俺たちが不思議そうな表情を浮かべていると、ダインの質問を受けたヴェルさんが、


「ああ、明日からお前ら2人にはダンジョンに潜ってもらう。一応、俺も付いて行くけどそのつもりで準備をしてくるように。」


と言い放つ。ダンジョン?そういえば確か街の真ん中にあったな。


「ダンジョン、ですか?」

「そうだ、ダンジョンだ。」

「どうしてダンジョンなんですか?」

「いろいろなタイプの魔物がそこだけで大体経験できるからだ。」


そんな応答もあってか納得できた。成る程、ある程度技術を磨いたから次は本当の実戦という事なのだろう。

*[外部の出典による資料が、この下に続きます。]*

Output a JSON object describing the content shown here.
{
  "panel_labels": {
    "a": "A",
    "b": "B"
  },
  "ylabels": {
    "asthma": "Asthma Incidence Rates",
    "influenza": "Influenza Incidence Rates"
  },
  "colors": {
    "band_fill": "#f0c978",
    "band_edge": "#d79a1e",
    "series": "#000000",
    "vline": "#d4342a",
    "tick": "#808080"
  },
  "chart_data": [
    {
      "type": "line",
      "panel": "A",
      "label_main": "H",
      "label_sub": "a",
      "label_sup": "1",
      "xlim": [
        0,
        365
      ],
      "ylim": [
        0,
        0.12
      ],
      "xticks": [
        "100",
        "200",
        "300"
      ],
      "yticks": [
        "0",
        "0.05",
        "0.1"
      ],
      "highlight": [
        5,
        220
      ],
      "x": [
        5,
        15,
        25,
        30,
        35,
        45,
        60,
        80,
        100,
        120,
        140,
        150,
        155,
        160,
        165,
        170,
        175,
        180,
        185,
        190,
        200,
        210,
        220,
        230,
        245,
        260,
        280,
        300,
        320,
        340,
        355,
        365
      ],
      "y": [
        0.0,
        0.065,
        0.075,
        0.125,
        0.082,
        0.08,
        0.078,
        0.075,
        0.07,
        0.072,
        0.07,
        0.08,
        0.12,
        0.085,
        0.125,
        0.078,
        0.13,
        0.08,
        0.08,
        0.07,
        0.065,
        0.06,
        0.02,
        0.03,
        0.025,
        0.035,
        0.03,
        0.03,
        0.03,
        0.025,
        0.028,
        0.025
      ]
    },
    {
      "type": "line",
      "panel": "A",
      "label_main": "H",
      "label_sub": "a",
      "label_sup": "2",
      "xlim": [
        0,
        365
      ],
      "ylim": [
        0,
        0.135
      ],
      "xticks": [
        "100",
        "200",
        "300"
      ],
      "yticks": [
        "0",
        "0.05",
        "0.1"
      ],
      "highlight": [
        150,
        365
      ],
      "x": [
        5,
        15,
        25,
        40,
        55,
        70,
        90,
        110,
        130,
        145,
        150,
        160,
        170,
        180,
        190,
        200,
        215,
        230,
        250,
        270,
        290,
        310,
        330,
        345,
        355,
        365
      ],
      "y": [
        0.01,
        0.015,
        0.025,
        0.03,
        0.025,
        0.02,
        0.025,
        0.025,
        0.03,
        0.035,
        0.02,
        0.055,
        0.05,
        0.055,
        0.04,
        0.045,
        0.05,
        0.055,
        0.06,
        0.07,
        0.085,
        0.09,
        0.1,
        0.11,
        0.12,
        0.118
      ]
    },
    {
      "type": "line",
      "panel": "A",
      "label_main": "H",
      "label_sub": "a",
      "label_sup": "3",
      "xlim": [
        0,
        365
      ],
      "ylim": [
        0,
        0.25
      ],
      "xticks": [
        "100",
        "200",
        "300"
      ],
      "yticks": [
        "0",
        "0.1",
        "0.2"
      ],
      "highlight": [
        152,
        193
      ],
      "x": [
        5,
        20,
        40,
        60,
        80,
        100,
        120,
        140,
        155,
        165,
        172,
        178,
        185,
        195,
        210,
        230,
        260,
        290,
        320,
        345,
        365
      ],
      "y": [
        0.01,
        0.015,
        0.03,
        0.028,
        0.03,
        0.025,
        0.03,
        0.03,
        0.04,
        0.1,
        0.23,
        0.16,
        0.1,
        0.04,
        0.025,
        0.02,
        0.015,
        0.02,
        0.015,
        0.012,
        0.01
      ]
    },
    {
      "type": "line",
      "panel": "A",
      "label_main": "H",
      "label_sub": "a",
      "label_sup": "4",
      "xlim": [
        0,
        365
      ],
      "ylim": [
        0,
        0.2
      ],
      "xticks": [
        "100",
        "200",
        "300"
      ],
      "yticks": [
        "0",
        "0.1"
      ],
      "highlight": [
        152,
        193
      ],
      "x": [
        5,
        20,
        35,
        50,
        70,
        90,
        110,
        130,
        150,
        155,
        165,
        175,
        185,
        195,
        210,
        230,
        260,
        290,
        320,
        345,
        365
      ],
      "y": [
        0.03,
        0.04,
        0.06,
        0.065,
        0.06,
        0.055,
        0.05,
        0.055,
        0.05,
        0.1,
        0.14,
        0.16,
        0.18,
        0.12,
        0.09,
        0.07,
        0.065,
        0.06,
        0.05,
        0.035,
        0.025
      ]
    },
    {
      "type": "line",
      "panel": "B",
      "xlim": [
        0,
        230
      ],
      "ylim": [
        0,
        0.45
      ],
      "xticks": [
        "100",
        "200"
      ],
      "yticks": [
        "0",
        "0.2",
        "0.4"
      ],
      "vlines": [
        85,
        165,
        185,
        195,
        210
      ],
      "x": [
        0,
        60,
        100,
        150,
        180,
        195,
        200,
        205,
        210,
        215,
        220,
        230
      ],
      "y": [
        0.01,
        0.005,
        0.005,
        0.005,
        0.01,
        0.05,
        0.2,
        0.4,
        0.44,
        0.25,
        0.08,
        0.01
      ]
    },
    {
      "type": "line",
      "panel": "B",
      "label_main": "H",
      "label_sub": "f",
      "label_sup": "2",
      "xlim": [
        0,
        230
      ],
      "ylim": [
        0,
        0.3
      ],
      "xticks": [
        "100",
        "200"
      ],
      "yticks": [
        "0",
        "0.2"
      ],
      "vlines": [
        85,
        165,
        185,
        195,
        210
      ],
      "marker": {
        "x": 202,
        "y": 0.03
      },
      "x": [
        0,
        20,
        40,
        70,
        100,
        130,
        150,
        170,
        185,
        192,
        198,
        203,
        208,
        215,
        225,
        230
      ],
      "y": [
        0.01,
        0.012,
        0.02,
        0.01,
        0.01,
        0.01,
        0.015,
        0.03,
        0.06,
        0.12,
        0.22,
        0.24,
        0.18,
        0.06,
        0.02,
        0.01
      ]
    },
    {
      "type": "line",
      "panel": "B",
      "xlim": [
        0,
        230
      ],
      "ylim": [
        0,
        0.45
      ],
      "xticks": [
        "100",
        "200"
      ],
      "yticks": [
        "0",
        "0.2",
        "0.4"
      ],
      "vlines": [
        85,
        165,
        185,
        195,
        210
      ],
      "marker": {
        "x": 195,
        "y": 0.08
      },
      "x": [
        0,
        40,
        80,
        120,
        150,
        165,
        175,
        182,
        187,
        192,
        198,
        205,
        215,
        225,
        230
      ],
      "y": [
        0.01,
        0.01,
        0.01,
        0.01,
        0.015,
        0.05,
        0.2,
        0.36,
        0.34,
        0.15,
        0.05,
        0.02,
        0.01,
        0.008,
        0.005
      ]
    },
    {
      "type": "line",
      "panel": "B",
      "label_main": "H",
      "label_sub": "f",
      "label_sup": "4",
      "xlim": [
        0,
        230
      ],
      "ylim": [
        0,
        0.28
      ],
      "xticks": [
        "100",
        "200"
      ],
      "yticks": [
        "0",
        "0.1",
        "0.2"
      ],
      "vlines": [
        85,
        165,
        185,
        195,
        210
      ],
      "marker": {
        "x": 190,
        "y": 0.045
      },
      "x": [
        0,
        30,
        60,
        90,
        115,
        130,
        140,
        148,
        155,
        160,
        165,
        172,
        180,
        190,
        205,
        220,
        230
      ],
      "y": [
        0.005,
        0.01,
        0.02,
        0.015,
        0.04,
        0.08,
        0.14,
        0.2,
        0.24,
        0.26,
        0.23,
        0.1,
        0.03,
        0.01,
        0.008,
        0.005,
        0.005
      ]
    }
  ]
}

思えば今までは、実戦形式っぽく訓練をしていたが、実際はギリギリのところで止めたり、峰打ちしたりと、最低限の安全だけは確保されていた。


しかしそんなもの、魔物が保障してくれるはずがない。

だから明日から行われる訓練こそが、本当の実戦という事だろう。


「分かったな?わかったら今日は街に戻って明日の準備に時間を費やすんだ。」


ヴェルさんがそう言う。

今は丁度昼ごろだ。つまり今街に戻れば明日の準備は十分間に合うだろう。しかし少し遅れるとそれもわからない。


「「はい!分かりました!!明日もよろしくお願いします!!」」


俺たちはそう言って回れ右をして街へ向かう。

そして去り際に、


「あ、言い忘れてたけど、明日は冒険者ギルドの前に集合なーー」


という声が背中の方から聞こえてくる。

俺たちは手を上げながらそれに了解の意を伝えると、全速力で街に向かって走るのだった。